My 8 year old is an enthusiastic MineCraft player. It’s basically modern day Lego without the expense of buying thousands of dollars worth of plastic blocks. Over the last few months she has built up a fairly impressive town and is now approaching the point where she wants to do more. The various MineCraft video podcasts she watches on YouTube opened her eyes to the world of modding.
We installed a few pre-built mods for her to play with, but things have now gotten to the point where she wants to create her own. I’m still not clear on whether she wants to actually learn Java and cut code for the mod, as she may be perfectly content scribbling instructions for me in her notebook. Regardless, I thought it would be a good idea to start collating resources on how to actually go about modding MineCraft.
Before you start anything, make sure you’re familiar with where MineCraft stores it’s application data; things like your save files etc. On a Windows 7 machine it generally uses %AppData%/.minecraft. Be sure to back this folder up before doing anything funky with your MineCraft install, lest you end up with a bunch of corrupted save files. You can always replace the MineCraft executable, but it’s a bit harder to re-create the hours of work you may have spent building your own in-game version of the USS Enterprise:
Firstly, you’ll need a copy of the MineCraft Coder Pack (MCP). Essentially MCP is a Java toolkit that decompiles the MineCraft .JAR files (the packaging format used by MineCraft to wrap up all the Java class files, metadata and resource files needed by the application in a format suitable for distribution) allowing you to edit and recompile the app. It also has a bunch of helper classes, batch files and a bunch of other fun stuff to make the experience more pleasant.
Next you’ll want to check out the list of MineCraft Modding Tutorials on the MineCraft forums. If you scroll down in that forum post you’ll see an excellent guide to setting up Eclipse to use the MineCraft Coder Pack. My 8 year old appreciated this as she has never seen Eclipse before; her only development experience so far has been with Python using IDLE and LOGO using KTurtle.
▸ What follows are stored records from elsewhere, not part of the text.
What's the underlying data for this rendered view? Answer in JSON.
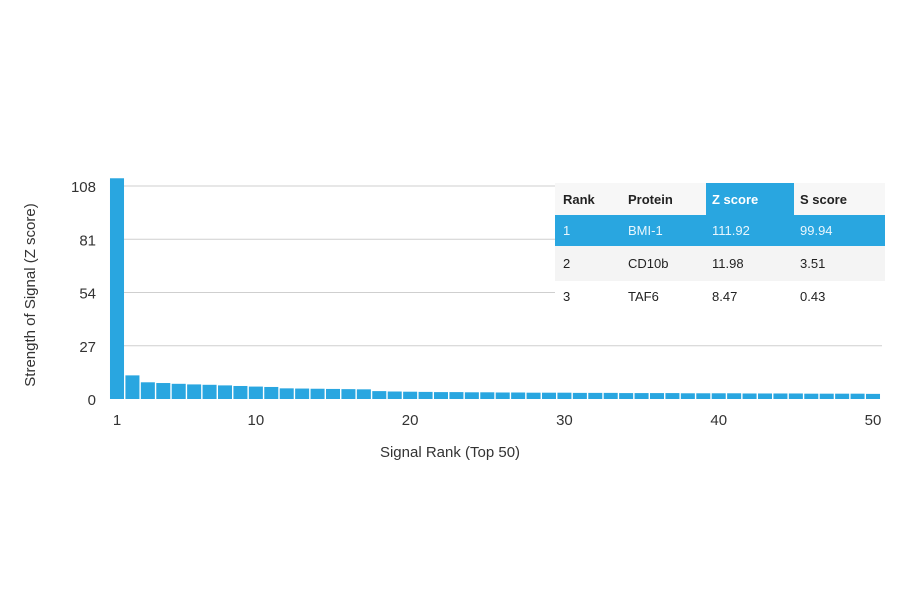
{
  "chart_data": {
    "type": "bar",
    "xlabel": "Signal Rank (Top 50)",
    "ylabel": "Strength of Signal (Z score)",
    "yticks": [
      0,
      27,
      54,
      81,
      108
    ],
    "xticks": [
      1,
      10,
      20,
      30,
      40,
      50
    ],
    "ylim": [
      0,
      108
    ],
    "grid": true,
    "bar_color": "#29a6e0",
    "x": [
      1,
      2,
      3,
      4,
      5,
      6,
      7,
      8,
      9,
      10,
      11,
      12,
      13,
      14,
      15,
      16,
      17,
      18,
      19,
      20,
      21,
      22,
      23,
      24,
      25,
      26,
      27,
      28,
      29,
      30,
      31,
      32,
      33,
      34,
      35,
      36,
      37,
      38,
      39,
      40,
      41,
      42,
      43,
      44,
      45,
      46,
      47,
      48,
      49,
      50
    ],
    "values": [
      111.92,
      11.98,
      8.47,
      8.1,
      7.7,
      7.4,
      7.2,
      6.9,
      6.6,
      6.3,
      6.1,
      5.4,
      5.3,
      5.2,
      5.1,
      5.0,
      4.9,
      4.0,
      3.8,
      3.7,
      3.6,
      3.5,
      3.5,
      3.4,
      3.4,
      3.3,
      3.3,
      3.2,
      3.2,
      3.2,
      3.1,
      3.1,
      3.1,
      3.0,
      3.0,
      3.0,
      3.0,
      2.9,
      2.9,
      2.9,
      2.9,
      2.8,
      2.8,
      2.8,
      2.8,
      2.7,
      2.7,
      2.7,
      2.7,
      2.6
    ]
  },
  "table": {
    "headers": [
      "Rank",
      "Protein",
      "Z score",
      "S score"
    ],
    "rows": [
      [
        "1",
        "BMI-1",
        "111.92",
        "99.94"
      ],
      [
        "2",
        "CD10b",
        "11.98",
        "3.51"
      ],
      [
        "3",
        "TAF6",
        "8.47",
        "0.43"
      ]
    ]
  }
}
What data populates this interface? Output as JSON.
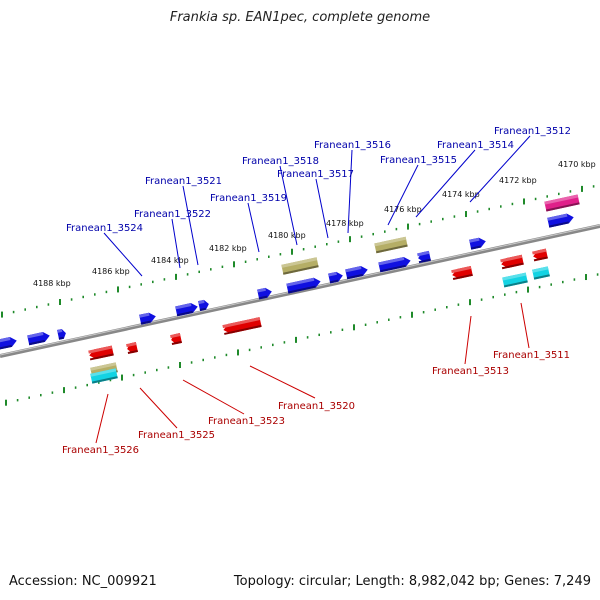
{
  "title": "Frankia sp. EAN1pec, complete genome",
  "footer": {
    "accession": "Accession: NC_009921",
    "summary": "Topology: circular; Length: 8,982,042 bp; Genes: 7,249"
  },
  "colors": {
    "backbone": "#8a8a8a",
    "tick": "#1f8a2a",
    "blue_gene": "#1010e0",
    "red_gene": "#e00000",
    "olive_gene": "#b5ae66",
    "cyan_gene": "#13d3e3",
    "magenta_gene": "#e0208a",
    "label_blue": "#0000aa",
    "label_red": "#aa0000"
  },
  "kbp_labels": [
    "4170 kbp",
    "4172 kbp",
    "4174 kbp",
    "4176 kbp",
    "4178 kbp",
    "4180 kbp",
    "4182 kbp",
    "4184 kbp",
    "4186 kbp",
    "4188 kbp"
  ],
  "top_genes": [
    "Franean1_3512",
    "Franean1_3514",
    "Franean1_3515",
    "Franean1_3516",
    "Franean1_3517",
    "Franean1_3518",
    "Franean1_3519",
    "Franean1_3521",
    "Franean1_3522",
    "Franean1_3524"
  ],
  "bottom_genes": [
    "Franean1_3511",
    "Franean1_3513",
    "Franean1_3520",
    "Franean1_3523",
    "Franean1_3525",
    "Franean1_3526"
  ]
}
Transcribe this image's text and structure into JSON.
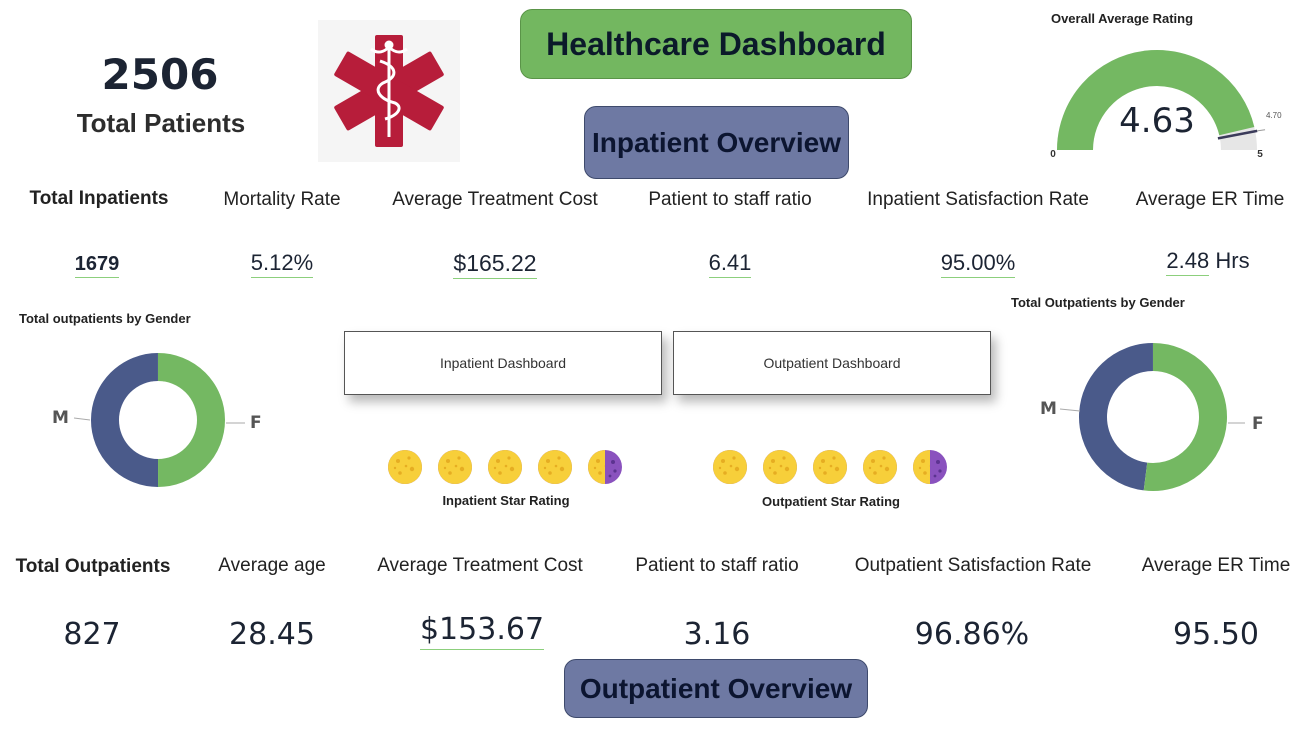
{
  "header": {
    "title": "Healthcare Dashboard",
    "total_patients_value": "2506",
    "total_patients_label": "Total Patients"
  },
  "gauge": {
    "title": "Overall Average Rating",
    "value": 4.63,
    "value_label": "4.63",
    "min": 0,
    "max": 5,
    "target": 4.7,
    "min_label": "0",
    "max_label": "5",
    "target_label": "4.70",
    "fill_color": "#74b862",
    "track_color": "#e6e6e6"
  },
  "inpatient": {
    "section_title": "Inpatient Overview",
    "kpis": [
      {
        "label": "Total Inpatients",
        "value": "1679"
      },
      {
        "label": "Mortality Rate",
        "value": "5.12%"
      },
      {
        "label": "Average Treatment Cost",
        "value": "$165.22"
      },
      {
        "label": "Patient to staff ratio",
        "value": "6.41"
      },
      {
        "label": "Inpatient Satisfaction Rate",
        "value": "95.00%"
      },
      {
        "label": "Average ER Time",
        "value": "2.48",
        "unit": "Hrs"
      }
    ],
    "star_rating_label": "Inpatient Star Rating",
    "star_rating": 4.5
  },
  "outpatient": {
    "section_title": "Outpatient Overview",
    "kpis": [
      {
        "label": "Total Outpatients",
        "value": "827"
      },
      {
        "label": "Average age",
        "value": "28.45"
      },
      {
        "label": "Average Treatment Cost",
        "value": "$153.67"
      },
      {
        "label": "Patient to staff ratio",
        "value": "3.16"
      },
      {
        "label": "Outpatient Satisfaction Rate",
        "value": "96.86%"
      },
      {
        "label": "Average ER Time",
        "value": "95.50"
      }
    ],
    "star_rating_label": "Outpatient Star Rating",
    "star_rating": 4.5
  },
  "gender_left": {
    "title": "Total outpatients by Gender",
    "labels": {
      "male": "M",
      "female": "F"
    },
    "male_fraction": 0.5,
    "female_fraction": 0.5
  },
  "gender_right": {
    "title": "Total Outpatients by Gender",
    "labels": {
      "male": "M",
      "female": "F"
    },
    "male_fraction": 0.48,
    "female_fraction": 0.52
  },
  "nav": {
    "inpatient_button": "Inpatient Dashboard",
    "outpatient_button": "Outpatient Dashboard"
  },
  "colors": {
    "male": "#4a5a8a",
    "female": "#74b862",
    "star": "#f7cf3a",
    "star_dot": "#e6ad22",
    "star_empty": "#8a52be"
  }
}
The list also contains some basic tutorials that get you started with cutting code against the MineCraft codebase. There are more tutorials like this on the tutorials section of the MCP Wiki
There are also a number of options for playing around with MineCraft that don’t involve cracking open Eclipse. Be sure to check out the following:
- MCEdit, a MineCraft Map Editor
- The MineCraft Wiki article on Skins has some great info on modifying player and NPC skins. It also has quite a few sample skins and links off to a few external skin repositories. This is really handy for getting your head around what a MineCraft skin needs to look like before creating any of your own.
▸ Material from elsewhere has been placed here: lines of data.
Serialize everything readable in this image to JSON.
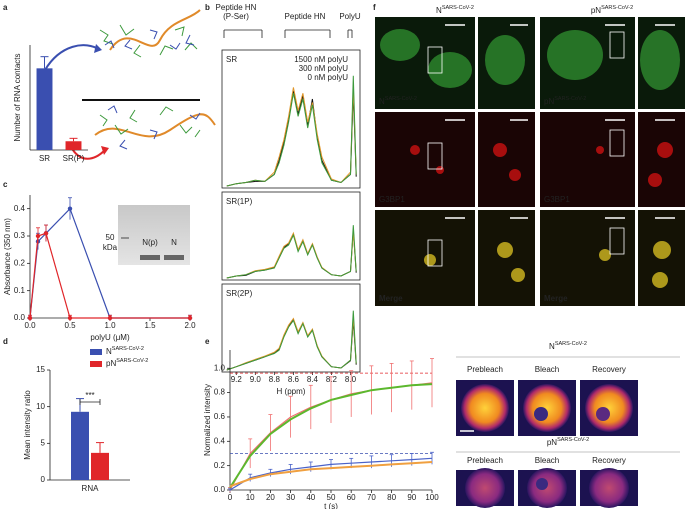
{
  "panel_labels": [
    "a",
    "b",
    "c",
    "d",
    "e",
    "f"
  ],
  "chart_data": [
    {
      "type": "bar",
      "ylabel": "Number of RNA contacts",
      "categories": [
        "SR",
        "SR(P)"
      ],
      "values": [
        2.8,
        0.3
      ],
      "errors": [
        0.4,
        0.1
      ],
      "colors": [
        "#3a4fb0",
        "#e0262a"
      ],
      "ylim": [
        0,
        3.6
      ]
    },
    {
      "type": "spectrum",
      "annotations": [
        [
          "Peptide HN",
          "(P-Ser)"
        ],
        [
          "Peptide HN"
        ],
        [
          "PolyU"
        ]
      ],
      "xlabel": "H (ppm)",
      "xlim": [
        9.35,
        7.9
      ],
      "xticks": [
        9.2,
        {
          "value": 9.0,
          "label": "9.0"
        },
        8.8,
        8.6,
        8.4,
        8.2,
        {
          "value": 8.0,
          "label": "8.0"
        }
      ],
      "legend": [
        {
          "name": "1500 nM polyU",
          "color": "#3d9a3d"
        },
        {
          "name": "300 nM polyU",
          "color": "#e0962a"
        },
        {
          "name": "0 nM polyU",
          "color": "#111111"
        }
      ],
      "x": [
        9.3,
        9.2,
        9.1,
        9.0,
        8.9,
        8.8,
        8.75,
        8.7,
        8.65,
        8.6,
        8.55,
        8.5,
        8.45,
        8.4,
        8.35,
        8.3,
        8.2,
        8.1,
        8.0,
        7.97,
        7.94
      ],
      "ylim": [
        0,
        1
      ],
      "panels": [
        {
          "name": "SR",
          "series": [
            [
              0,
              0.02,
              0.03,
              0.05,
              0.04,
              0.1,
              0.2,
              0.35,
              0.55,
              0.8,
              0.6,
              0.75,
              0.5,
              0.7,
              0.4,
              0.2,
              0.05,
              0.03,
              0.1,
              0.95,
              0.1
            ],
            [
              0,
              0.02,
              0.03,
              0.05,
              0.04,
              0.12,
              0.25,
              0.4,
              0.6,
              0.85,
              0.65,
              0.8,
              0.55,
              0.72,
              0.45,
              0.25,
              0.06,
              0.03,
              0.12,
              0.85,
              0.1
            ],
            [
              0,
              0.02,
              0.03,
              0.04,
              0.04,
              0.1,
              0.22,
              0.38,
              0.58,
              0.82,
              0.62,
              0.78,
              0.52,
              0.75,
              0.42,
              0.22,
              0.05,
              0.03,
              0.1,
              0.8,
              0.08
            ]
          ]
        },
        {
          "name": "SR(1P)",
          "series": [
            [
              0,
              0.03,
              0.05,
              0.1,
              0.12,
              0.15,
              0.3,
              0.45,
              0.5,
              0.65,
              0.4,
              0.55,
              0.35,
              0.5,
              0.3,
              0.15,
              0.05,
              0.03,
              0.1,
              0.8,
              0.1
            ],
            [
              0,
              0.03,
              0.05,
              0.11,
              0.13,
              0.17,
              0.33,
              0.48,
              0.53,
              0.68,
              0.43,
              0.58,
              0.37,
              0.52,
              0.32,
              0.16,
              0.05,
              0.03,
              0.1,
              0.7,
              0.1
            ],
            [
              0,
              0.03,
              0.04,
              0.1,
              0.12,
              0.16,
              0.31,
              0.46,
              0.52,
              0.66,
              0.42,
              0.56,
              0.36,
              0.51,
              0.31,
              0.15,
              0.05,
              0.03,
              0.1,
              0.72,
              0.08
            ]
          ]
        },
        {
          "name": "SR(2P)",
          "series": [
            [
              0,
              0.05,
              0.1,
              0.15,
              0.2,
              0.25,
              0.3,
              0.5,
              0.65,
              0.75,
              0.55,
              0.7,
              0.5,
              0.6,
              0.35,
              0.2,
              0.05,
              0.03,
              0.15,
              0.9,
              0.1
            ],
            [
              0,
              0.05,
              0.11,
              0.16,
              0.21,
              0.27,
              0.33,
              0.53,
              0.68,
              0.78,
              0.58,
              0.72,
              0.52,
              0.62,
              0.37,
              0.21,
              0.05,
              0.03,
              0.15,
              0.8,
              0.1
            ],
            [
              0,
              0.05,
              0.1,
              0.15,
              0.2,
              0.26,
              0.31,
              0.51,
              0.66,
              0.76,
              0.56,
              0.71,
              0.51,
              0.61,
              0.36,
              0.2,
              0.05,
              0.03,
              0.14,
              0.75,
              0.08
            ]
          ]
        }
      ]
    },
    {
      "type": "line",
      "ylabel": "Absorbance (350 nm)",
      "xlabel": "polyU (μM)",
      "x": [
        0,
        0.1,
        0.2,
        0.5,
        1,
        2
      ],
      "markers": true,
      "series": [
        {
          "color": "#3a4fb0",
          "values": [
            0,
            0.28,
            0.31,
            0.4,
            0,
            0
          ],
          "errors": [
            0.01,
            0.03,
            0.03,
            0.04,
            0.01,
            0.01
          ]
        },
        {
          "color": "#e0262a",
          "values": [
            0,
            0.3,
            0.31,
            0,
            0,
            0
          ],
          "errors": [
            0.01,
            0.03,
            0.03,
            0.01,
            0.01,
            0.01
          ]
        }
      ],
      "xlim": [
        0,
        2
      ],
      "xticks": [
        {
          "value": 0,
          "label": "0.0"
        },
        0.5,
        {
          "value": 1,
          "label": "1.0"
        },
        1.5,
        {
          "value": 2,
          "label": "2.0"
        }
      ],
      "ylim": [
        0,
        0.45
      ],
      "yticks": [
        {
          "value": 0,
          "label": "0.0"
        },
        0.1,
        0.2,
        0.3,
        0.4
      ],
      "inset": {
        "marker": [
          "50",
          "kDa"
        ],
        "lanes": [
          {
            "label": "N(p)",
            "color": "#e0262a"
          },
          {
            "label": "N",
            "color": "#3a4fb0"
          }
        ]
      }
    },
    {
      "type": "bar",
      "ylabel": "Mean intensity ratio",
      "categories": [
        "RNA"
      ],
      "series": [
        {
          "name": "N",
          "superscript": "SARS-CoV-2",
          "color": "#3a4fb0",
          "values": [
            9.3
          ],
          "errors": [
            1.8
          ]
        },
        {
          "name": "pN",
          "superscript": "SARS-CoV-2",
          "color": "#e0262a",
          "values": [
            3.7
          ],
          "errors": [
            1.4
          ]
        }
      ],
      "significance": "***",
      "ylim": [
        0,
        15
      ],
      "yticks": [
        0,
        5,
        10,
        15
      ]
    },
    {
      "type": "line",
      "ylabel": "Normalized intensity",
      "xlabel": "t (s)",
      "x": [
        0,
        10,
        20,
        30,
        40,
        50,
        60,
        70,
        80,
        90,
        100
      ],
      "series": [
        {
          "color": "#f07070",
          "values": [
            0,
            0.3,
            0.47,
            0.6,
            0.68,
            0.74,
            0.79,
            0.82,
            0.84,
            0.86,
            0.88
          ],
          "errors": [
            0.02,
            0.12,
            0.15,
            0.17,
            0.18,
            0.19,
            0.19,
            0.2,
            0.2,
            0.2,
            0.2
          ]
        },
        {
          "color": "#4a62c8",
          "values": [
            0,
            0.1,
            0.14,
            0.17,
            0.19,
            0.21,
            0.22,
            0.23,
            0.24,
            0.25,
            0.26
          ],
          "errors": [
            0.01,
            0.03,
            0.03,
            0.04,
            0.04,
            0.04,
            0.04,
            0.05,
            0.05,
            0.05,
            0.05
          ]
        },
        {
          "color": "#5cb82e",
          "values": [
            0.02,
            0.28,
            0.46,
            0.58,
            0.67,
            0.74,
            0.78,
            0.82,
            0.84,
            0.86,
            0.87
          ]
        },
        {
          "color": "#f0a040",
          "values": [
            0.03,
            0.09,
            0.13,
            0.15,
            0.17,
            0.18,
            0.19,
            0.2,
            0.21,
            0.22,
            0.23
          ]
        }
      ],
      "reference_lines": [
        {
          "value": 0.96,
          "color": "#e0262a"
        },
        {
          "value": 0.3,
          "color": "#3a4fb0"
        }
      ],
      "xlim": [
        0,
        100
      ],
      "xticks": [
        0,
        10,
        20,
        30,
        40,
        50,
        60,
        70,
        80,
        90,
        100
      ],
      "ylim": [
        0,
        1.15
      ],
      "yticks": [
        {
          "value": 0,
          "label": "0.0"
        },
        0.2,
        0.4,
        0.6,
        0.8,
        {
          "value": 1,
          "label": "1.0"
        }
      ]
    }
  ],
  "frap_images": {
    "groups": [
      {
        "name": "N",
        "superscript": "SARS-CoV-2"
      },
      {
        "name": "pN",
        "superscript": "SARS-CoV-2"
      }
    ],
    "stages": [
      "Prebleach",
      "Bleach",
      "Recovery"
    ]
  },
  "microscopy": {
    "columns": [
      {
        "name": "N",
        "superscript": "SARS-CoV-2"
      },
      {
        "name": "pN",
        "superscript": "SARS-CoV-2"
      }
    ],
    "rows": [
      "G3BP1",
      "Merge"
    ]
  }
}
- INVedit is a MineCraft inventory editor that my 8 year old is currently using to give herself all the items she needs to create a world of her own.
- The MineCraft Wiki Mod page has a list of third party mods as well as links to various Mod managers that let you install mods without cracking open the .JAR file and recompiling it yourself. As with all development endeavors, it’s worth checking to make sure that the feature you’re trying to add hasn’t already been written by someone else, making this a good place to check before you open up Eclipse.
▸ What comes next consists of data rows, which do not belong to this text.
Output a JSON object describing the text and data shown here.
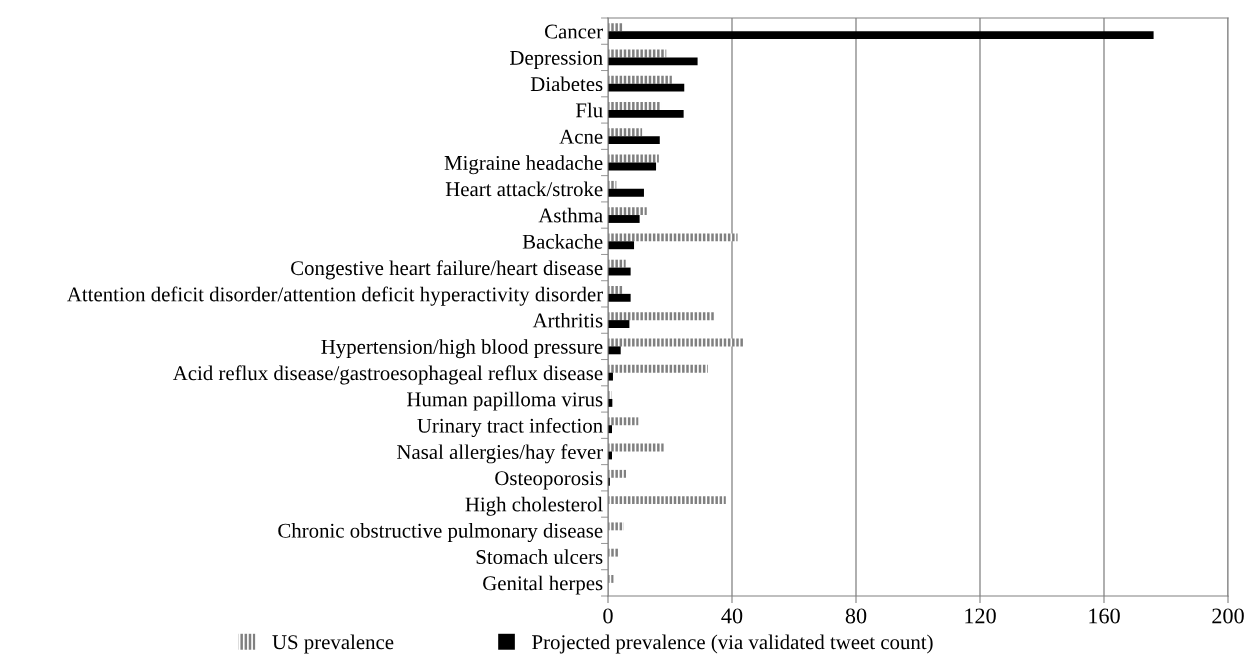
{
  "chart_data": {
    "type": "bar",
    "orientation": "horizontal",
    "categories": [
      "Cancer",
      "Depression",
      "Diabetes",
      "Flu",
      "Acne",
      "Migraine headache",
      "Heart attack/stroke",
      "Asthma",
      "Backache",
      "Congestive heart failure/heart disease",
      "Attention deficit disorder/attention deficit hyperactivity disorder",
      "Arthritis",
      "Hypertension/high blood pressure",
      "Acid reflux disease/gastroesophageal reflux disease",
      "Human papilloma virus",
      "Urinary tract infection",
      "Nasal allergies/hay fever",
      "Osteoporosis",
      "High cholesterol",
      "Chronic obstructive pulmonary disease",
      "Stomach ulcers",
      "Genital herpes"
    ],
    "series": [
      {
        "name": "US prevalence",
        "color": "#808080",
        "values": [
          4.8,
          18.8,
          20.6,
          17.1,
          11.0,
          16.4,
          2.7,
          12.5,
          41.8,
          5.7,
          4.8,
          34.3,
          43.6,
          32.2,
          1.1,
          9.8,
          18.0,
          5.8,
          38.0,
          5.1,
          3.3,
          1.8
        ]
      },
      {
        "name": "Projected prevalence (via validated tweet count)",
        "color": "#000000",
        "values": [
          176,
          28.9,
          24.6,
          24.4,
          16.7,
          15.5,
          11.6,
          10.2,
          8.4,
          7.3,
          7.3,
          6.9,
          4.1,
          1.6,
          1.4,
          1.3,
          1.3,
          0.6,
          null,
          null,
          null,
          null
        ]
      }
    ],
    "xlim": [
      0,
      200
    ],
    "xticks": [
      0,
      40,
      80,
      120,
      160,
      200
    ],
    "grid": "x",
    "legend": "bottom"
  }
}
- The Single Player Commands Mod gives the player access to commands that add a whole lot of functionality to what you can do in-game. Here’s a cool explanation of what the mod can do:
- You can download save files (maps) that other people have created or distrubute your own.
Something cool that’s mentioned on the MineCraft Wiki is the possibility of server-side Lua scripting coming to MineCraft. Notch, creator of MineCraft, mentioned it in a post way back in 2009, so I’m not sure if it’s still on the cards. Still, he does mention that it will be coming during the beta, and MineCraft has only recently reached beta. If they do introduce server-side scripting then I’d imagine the barrier to entry for MineCraft modding would be significantly reduced. Still, for now it’s a good excuse to teach my 8 year old some Object Oriented Programming concepts which she hasn’t been exposed yet. Just a pity it has to be in Java.